Standard abbreviations
- ISO 4: 2D Mater.

Indexing
- ISSN: 2053-1583

Links
- Journal homepage;

= 2D Materials (journal) =

2D Materials is a monthly peer-reviewed scientific journal published by IOP Publishing. It covers fundamental and applied research in two-dimensional materials science and engineering. It includes experimental, theoretical, and applied studies on materials such as graphene, silicene, boron nitride, and transition metal dichalcogenides, along with related synthesis and fabrication techniques. The journal publishes original research articles, Perspectives, and invited Topical Reviews of multidisciplinary interest. The editor-in-chief is Wencai Ren (Chinese Academy of Sciences).
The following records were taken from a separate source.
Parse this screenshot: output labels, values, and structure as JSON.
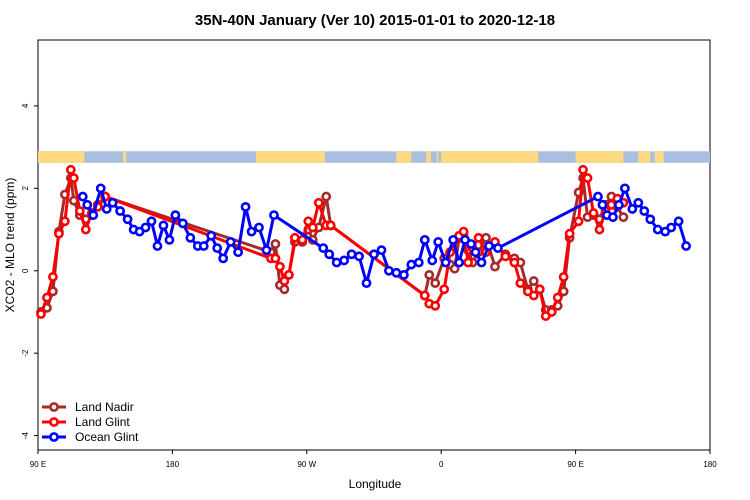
{
  "chart_data": {
    "type": "line",
    "title": "35N-40N January (Ver 10)   2015-01-01 to 2020-12-18",
    "xlabel": "Longitude",
    "ylabel": "XCO2 - MLO trend (ppm)",
    "x_ticks": [
      {
        "value": 90,
        "label": "90 E"
      },
      {
        "value": 180,
        "label": "180"
      },
      {
        "value": 270,
        "label": "90 W"
      },
      {
        "value": 360,
        "label": "0"
      },
      {
        "value": 450,
        "label": "90 E"
      },
      {
        "value": 540,
        "label": "180"
      }
    ],
    "y_ticks": [
      {
        "value": -4,
        "label": "-4"
      },
      {
        "value": -2,
        "label": "-2"
      },
      {
        "value": 0,
        "label": "0"
      },
      {
        "value": 2,
        "label": "2"
      },
      {
        "value": 4,
        "label": "4"
      }
    ],
    "xlim": [
      90,
      540
    ],
    "ylim": [
      -4.35,
      5.6
    ],
    "grid": false,
    "legend_position": "bottom-left",
    "land_ocean_band": {
      "y_range": [
        2.62,
        2.9
      ],
      "land_color": "#ffd97f",
      "ocean_color": "#a9bfdf",
      "land_segments": [
        [
          90,
          121
        ],
        [
          104,
          108
        ],
        [
          147,
          149
        ],
        [
          236,
          282
        ],
        [
          330,
          340
        ],
        [
          350,
          353
        ],
        [
          357,
          358
        ],
        [
          360,
          425
        ],
        [
          365,
          368
        ],
        [
          377,
          378
        ],
        [
          385,
          387
        ],
        [
          410,
          412
        ],
        [
          450,
          482
        ],
        [
          492,
          500
        ],
        [
          503,
          509
        ]
      ]
    },
    "series": [
      {
        "name": "Land Nadir",
        "color": "#a52a2a",
        "x": [
          92,
          96,
          100,
          104,
          108,
          112,
          114,
          118,
          122,
          126,
          130,
          135,
          246,
          249,
          252,
          255,
          258,
          262,
          267,
          271,
          274,
          278,
          283,
          286,
          349,
          352,
          356,
          362,
          366,
          369,
          372,
          375,
          378,
          381,
          385,
          390,
          396,
          403,
          409,
          413,
          418,
          422,
          426,
          430,
          434,
          438,
          442,
          446,
          452,
          455,
          458,
          462,
          466,
          470,
          474,
          478,
          482
        ],
        "y": [
          -1.0,
          -0.9,
          -0.5,
          0.95,
          1.85,
          2.25,
          1.7,
          1.35,
          1.25,
          1.35,
          1.6,
          1.8,
          0.45,
          0.65,
          -0.35,
          -0.45,
          -0.1,
          0.7,
          0.7,
          1.0,
          0.75,
          1.05,
          1.8,
          1.1,
          -0.6,
          -0.1,
          -0.3,
          0.3,
          0.15,
          0.05,
          0.8,
          0.9,
          0.5,
          0.2,
          0.45,
          0.8,
          0.1,
          0.4,
          0.3,
          0.2,
          -0.45,
          -0.25,
          -0.45,
          -0.95,
          -0.95,
          -0.85,
          -0.5,
          0.8,
          1.9,
          2.25,
          1.3,
          1.35,
          1.25,
          1.6,
          1.8,
          1.55,
          1.3
        ]
      },
      {
        "name": "Land Glint",
        "color": "#ff0000",
        "x": [
          92,
          96,
          100,
          104,
          108,
          112,
          114,
          118,
          122,
          126,
          130,
          135,
          246,
          249,
          252,
          255,
          258,
          262,
          267,
          271,
          274,
          278,
          283,
          286,
          349,
          352,
          356,
          362,
          366,
          369,
          372,
          375,
          378,
          381,
          385,
          390,
          396,
          403,
          409,
          413,
          418,
          422,
          426,
          430,
          434,
          438,
          442,
          446,
          452,
          455,
          458,
          462,
          466,
          470,
          474,
          478,
          482
        ],
        "y": [
          -1.05,
          -0.65,
          -0.15,
          0.9,
          1.2,
          2.45,
          2.25,
          1.45,
          1.0,
          1.4,
          1.55,
          1.8,
          0.3,
          0.3,
          0.1,
          -0.25,
          -0.1,
          0.8,
          0.75,
          1.2,
          1.05,
          1.65,
          1.1,
          1.1,
          -0.6,
          -0.8,
          -0.85,
          -0.45,
          0.45,
          0.7,
          0.85,
          0.95,
          0.2,
          0.55,
          0.8,
          0.45,
          0.7,
          0.35,
          0.2,
          -0.3,
          -0.5,
          -0.6,
          -0.45,
          -1.1,
          -1.0,
          -0.65,
          -0.15,
          0.9,
          1.2,
          2.45,
          2.25,
          1.4,
          1.0,
          1.45,
          1.6,
          1.75,
          1.65
        ]
      },
      {
        "name": "Ocean Glint",
        "color": "#0000ff",
        "x": [
          120,
          123,
          127,
          132,
          136,
          140,
          145,
          150,
          154,
          158,
          162,
          166,
          170,
          174,
          178,
          182,
          187,
          192,
          197,
          201,
          206,
          210,
          214,
          219,
          224,
          229,
          233,
          238,
          243,
          248,
          281,
          285,
          290,
          295,
          300,
          305,
          310,
          315,
          320,
          325,
          330,
          335,
          340,
          345,
          349,
          354,
          358,
          363,
          368,
          372,
          376,
          380,
          383,
          387,
          392,
          398,
          465,
          468,
          471,
          475,
          479,
          483,
          488,
          492,
          496,
          500,
          505,
          510,
          514,
          519,
          524
        ],
        "y": [
          1.8,
          1.6,
          1.35,
          2.0,
          1.5,
          1.65,
          1.45,
          1.25,
          1.0,
          0.95,
          1.05,
          1.2,
          0.6,
          1.1,
          0.75,
          1.35,
          1.15,
          0.8,
          0.6,
          0.6,
          0.85,
          0.55,
          0.3,
          0.7,
          0.45,
          1.55,
          0.95,
          1.05,
          0.5,
          1.35,
          0.55,
          0.4,
          0.2,
          0.25,
          0.4,
          0.35,
          -0.3,
          0.4,
          0.5,
          0.0,
          -0.05,
          -0.1,
          0.15,
          0.2,
          0.75,
          0.25,
          0.7,
          0.2,
          0.75,
          0.2,
          0.75,
          0.65,
          0.45,
          0.2,
          0.6,
          0.55,
          1.8,
          1.6,
          1.35,
          1.3,
          1.6,
          2.0,
          1.5,
          1.65,
          1.45,
          1.25,
          1.0,
          0.95,
          1.05,
          1.2,
          0.6
        ]
      }
    ]
  }
}
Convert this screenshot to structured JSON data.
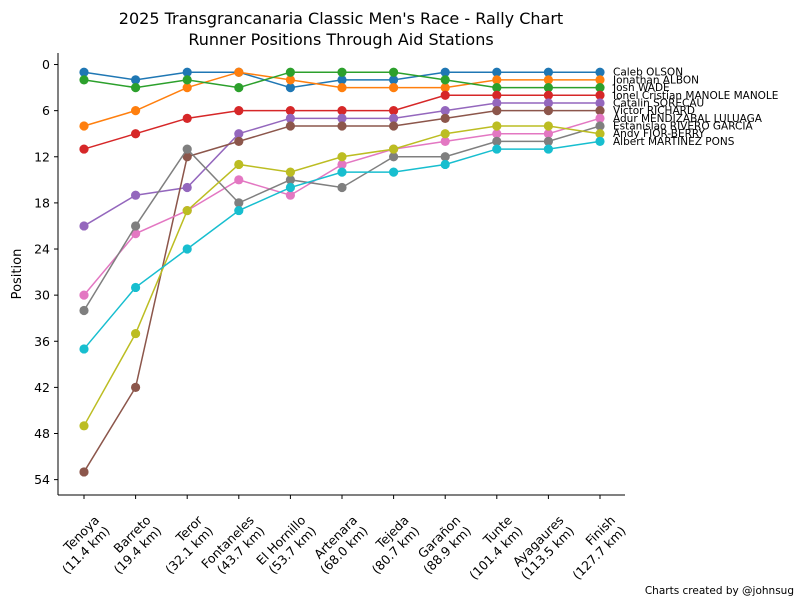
{
  "chart_data": {
    "type": "line",
    "title_lines": [
      "2025 Transgrancanaria Classic Men's Race - Rally Chart",
      "Runner Positions Through Aid Stations"
    ],
    "xlabel": "",
    "ylabel": "Position",
    "y_inverted": true,
    "ylim": [
      56,
      -1.5
    ],
    "yticks": [
      0,
      6,
      12,
      18,
      24,
      30,
      36,
      42,
      48,
      54
    ],
    "grid": false,
    "legend_placement": "right-end-labels",
    "categories": [
      [
        "Tenoya",
        "(11.4 km)"
      ],
      [
        "Barreto",
        "(19.4 km)"
      ],
      [
        "Teror",
        "(32.1 km)"
      ],
      [
        "Fontaneles",
        "(43.7 km)"
      ],
      [
        "El Hornillo",
        "(53.7 km)"
      ],
      [
        "Artenara",
        "(68.0 km)"
      ],
      [
        "Tejeda",
        "(80.7 km)"
      ],
      [
        "Garañon",
        "(88.9 km)"
      ],
      [
        "Tunte",
        "(101.4 km)"
      ],
      [
        "Ayagaures",
        "(113.5 km)"
      ],
      [
        "Finish",
        "(127.7 km)"
      ]
    ],
    "series": [
      {
        "name": "Caleb OLSON",
        "color": "#1f77b4",
        "label_y": 1,
        "values": [
          1,
          2,
          1,
          1,
          3,
          2,
          2,
          1,
          1,
          1,
          1
        ]
      },
      {
        "name": "Jonathan ALBON",
        "color": "#ff7f0e",
        "label_y": 2,
        "values": [
          8,
          6,
          3,
          1,
          2,
          3,
          3,
          3,
          2,
          2,
          2
        ]
      },
      {
        "name": "Josh WADE",
        "color": "#2ca02c",
        "label_y": 3,
        "values": [
          2,
          3,
          2,
          3,
          1,
          1,
          1,
          2,
          3,
          3,
          3
        ]
      },
      {
        "name": "Ionel Cristian MANOLE MANOLE",
        "color": "#d62728",
        "label_y": 4,
        "values": [
          11,
          9,
          7,
          6,
          6,
          6,
          6,
          4,
          4,
          4,
          4
        ]
      },
      {
        "name": "Catalin SORECAU",
        "color": "#9467bd",
        "label_y": 5,
        "values": [
          21,
          17,
          16,
          9,
          7,
          7,
          7,
          6,
          5,
          5,
          5
        ]
      },
      {
        "name": "Victor RICHARD",
        "color": "#8c564b",
        "label_y": 6,
        "values": [
          53,
          42,
          12,
          10,
          8,
          8,
          8,
          7,
          6,
          6,
          6
        ]
      },
      {
        "name": "Adur MENDIZABAL LULUAGA",
        "color": "#e377c2",
        "label_y": 7,
        "values": [
          30,
          22,
          19,
          15,
          17,
          13,
          11,
          10,
          9,
          9,
          7
        ]
      },
      {
        "name": "Estanislao RIVERO GARCIA",
        "color": "#7f7f7f",
        "label_y": 8,
        "values": [
          32,
          21,
          11,
          18,
          15,
          16,
          12,
          12,
          10,
          10,
          8
        ]
      },
      {
        "name": "Andy FIOR-BERRY",
        "color": "#bcbd22",
        "label_y": 9,
        "values": [
          47,
          35,
          19,
          13,
          14,
          12,
          11,
          9,
          8,
          8,
          9
        ]
      },
      {
        "name": "Albert MARTINEZ PONS",
        "color": "#17becf",
        "label_y": 10,
        "values": [
          37,
          29,
          24,
          19,
          16,
          14,
          14,
          13,
          11,
          11,
          10
        ]
      }
    ]
  },
  "credit": "Charts created by @johnsug"
}
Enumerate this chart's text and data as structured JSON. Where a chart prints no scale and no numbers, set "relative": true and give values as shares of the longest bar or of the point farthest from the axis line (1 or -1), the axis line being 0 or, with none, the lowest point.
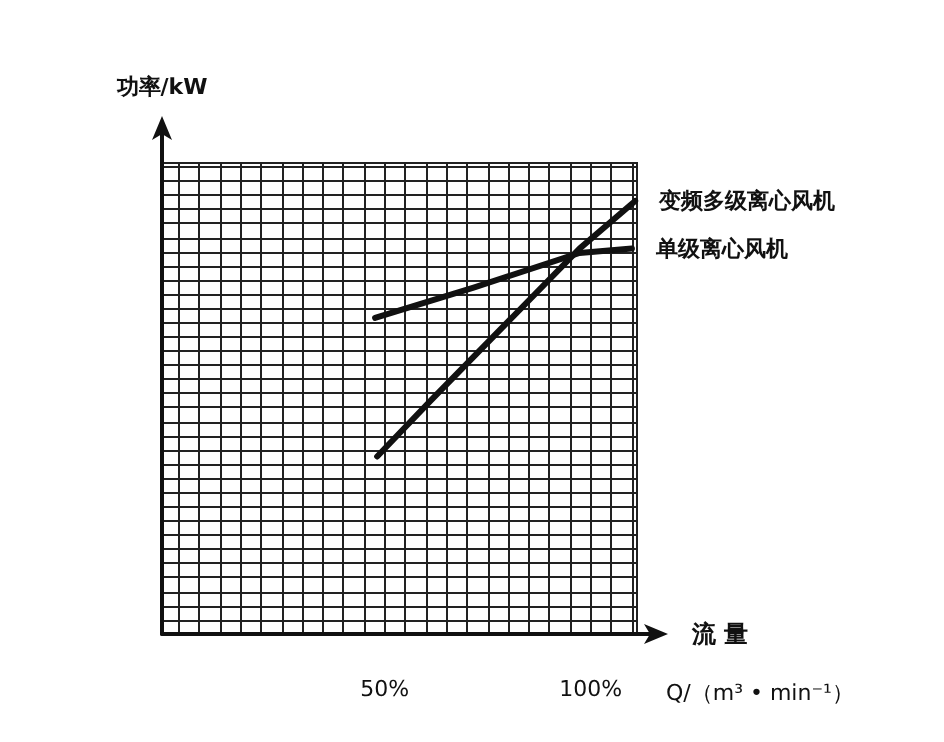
{
  "chart_data": {
    "type": "line",
    "relative": true,
    "ylabel": "功率/kW",
    "xlabel": "流 量",
    "annotations": [
      "Q/（m³ • min⁻¹）"
    ],
    "xlim": [
      -4,
      111
    ],
    "xticks": [
      {
        "value": 50,
        "label": "50%"
      },
      {
        "value": 100,
        "label": "100%"
      }
    ],
    "grid": true,
    "legend": false,
    "marker": "none",
    "line_style": "solid",
    "series": [
      {
        "name": "变频多级离心风机",
        "color": "#111111",
        "x": [
          48.2,
          61.3,
          97.3,
          110.8
        ],
        "values": [
          0.41,
          0.54,
          0.89,
          1
        ]
      },
      {
        "name": "单级离心风机",
        "color": "#111111",
        "x": [
          47.7,
          71.6,
          97.3,
          110
        ],
        "values": [
          0.73,
          0.8,
          0.88,
          0.89
        ]
      }
    ]
  }
}
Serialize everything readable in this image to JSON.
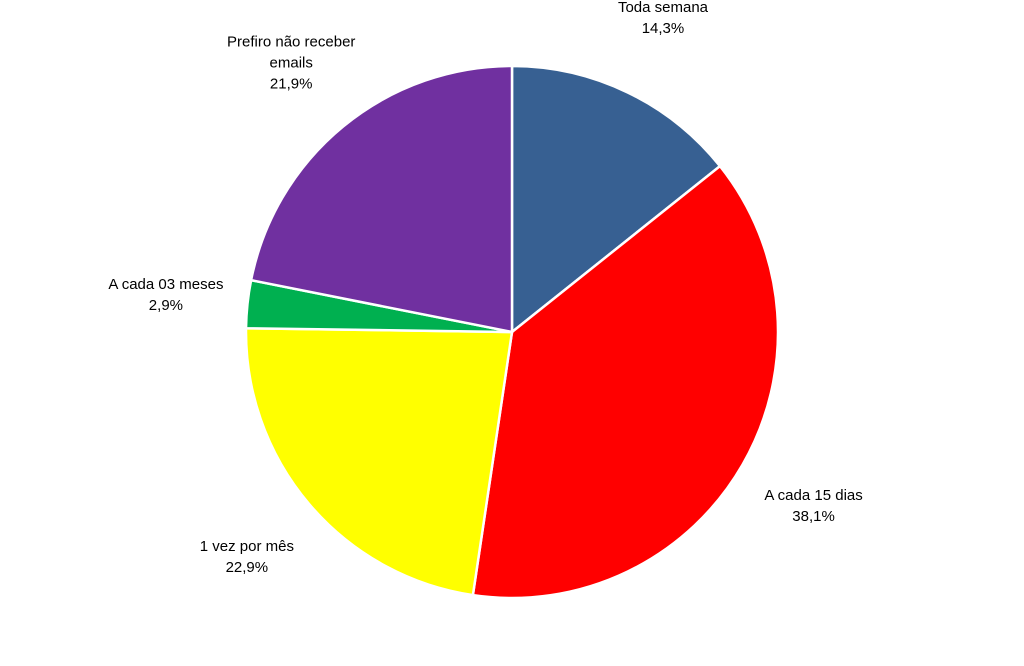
{
  "chart_data": {
    "type": "pie",
    "categories": [
      "Toda semana",
      "A cada 15 dias",
      "1 vez por mês",
      "A cada 03 meses",
      "Prefiro não receber emails"
    ],
    "values": [
      14.3,
      38.1,
      22.9,
      2.9,
      21.9
    ],
    "value_labels": [
      "14,3%",
      "38,1%",
      "22,9%",
      "2,9%",
      "21,9%"
    ],
    "colors": [
      "#376092",
      "#ff0000",
      "#ffff00",
      "#00b050",
      "#7030a0"
    ]
  }
}
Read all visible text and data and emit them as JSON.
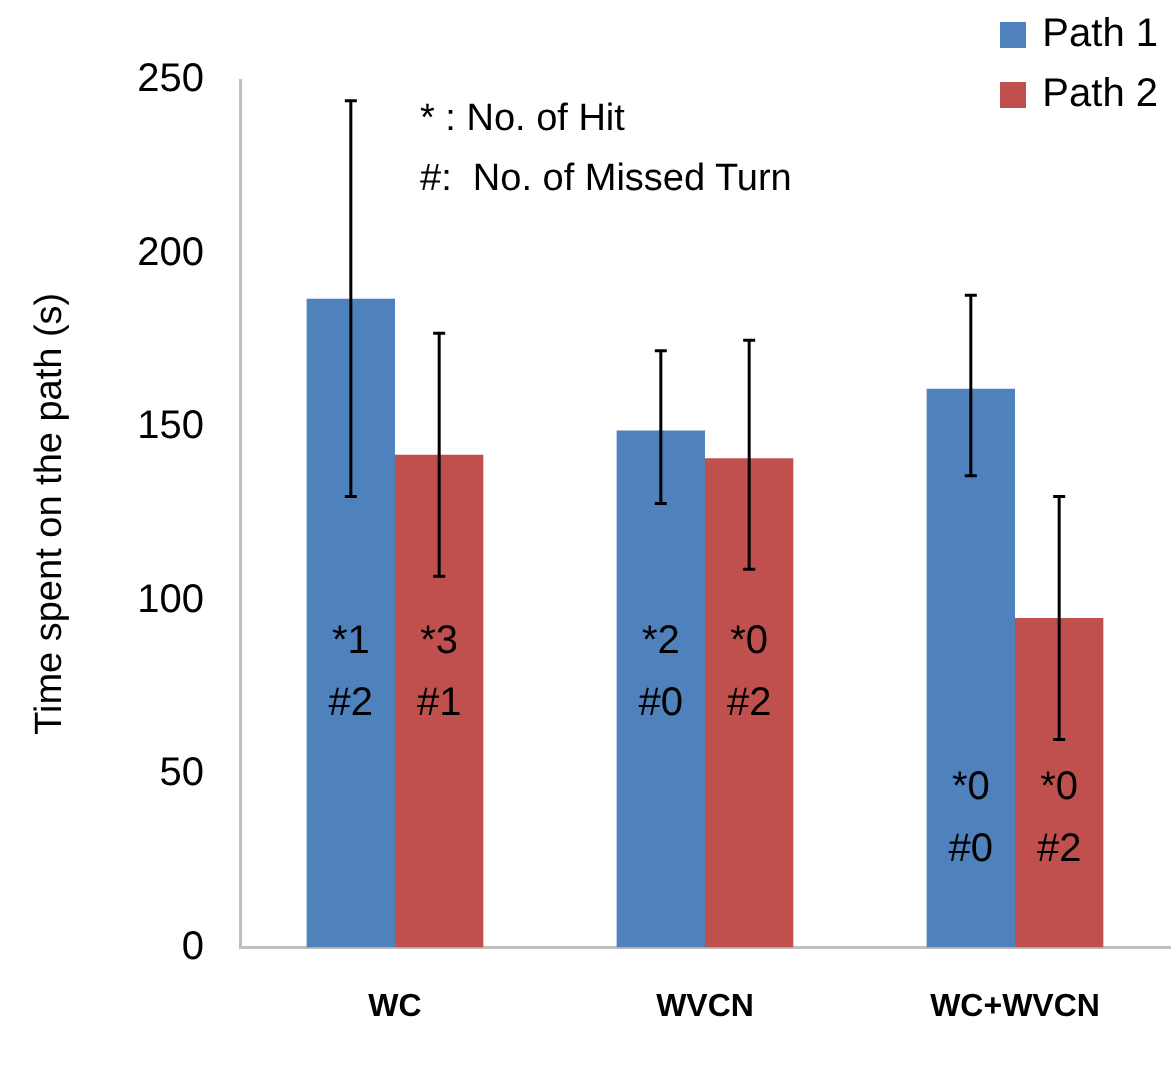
{
  "chart_data": {
    "type": "bar",
    "ylabel": "Time spent on the path (s)",
    "categories": [
      "WC",
      "WVCN",
      "WC+WVCN"
    ],
    "series": [
      {
        "name": "Path 1",
        "color": "#4f81bd",
        "values": [
          187,
          149,
          161
        ],
        "errors": [
          [
            130,
            244
          ],
          [
            128,
            172
          ],
          [
            136,
            188
          ]
        ]
      },
      {
        "name": "Path 2",
        "color": "#c0504d",
        "values": [
          142,
          141,
          95
        ],
        "errors": [
          [
            107,
            177
          ],
          [
            109,
            175
          ],
          [
            60,
            130
          ]
        ]
      }
    ],
    "ylim": [
      0,
      250
    ],
    "yticks": [
      0,
      50,
      100,
      150,
      200,
      250
    ],
    "grid": false,
    "legend": "top right",
    "annotations": [
      "* : No. of Hit",
      "#:  No. of Missed Turn",
      {
        "text": "*1\n#2",
        "x": "WC",
        "y": 88
      },
      {
        "text": "*3\n#1",
        "x": "WC",
        "y": 88
      },
      {
        "text": "*2\n#0",
        "x": "WVCN",
        "y": 88
      },
      {
        "text": "*0\n#2",
        "x": "WVCN",
        "y": 88
      },
      {
        "text": "*0\n#0",
        "x": "WC+WVCN",
        "y": 46
      },
      {
        "text": "*0\n#2",
        "x": "WC+WVCN",
        "y": 46
      }
    ]
  }
}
==Abstracting and indexing==
The journal is abstracted and indexed in:
- Astrophysics Data System
- Chemical Abstracts
- Ei Compendex
- Inspec
- International Nuclear Information System
- ProQuest databases
- Science Citation Index Expanded
- Scopus
According to the Journal Citation Reports, the journal has a 2025 impact factor of 4.3.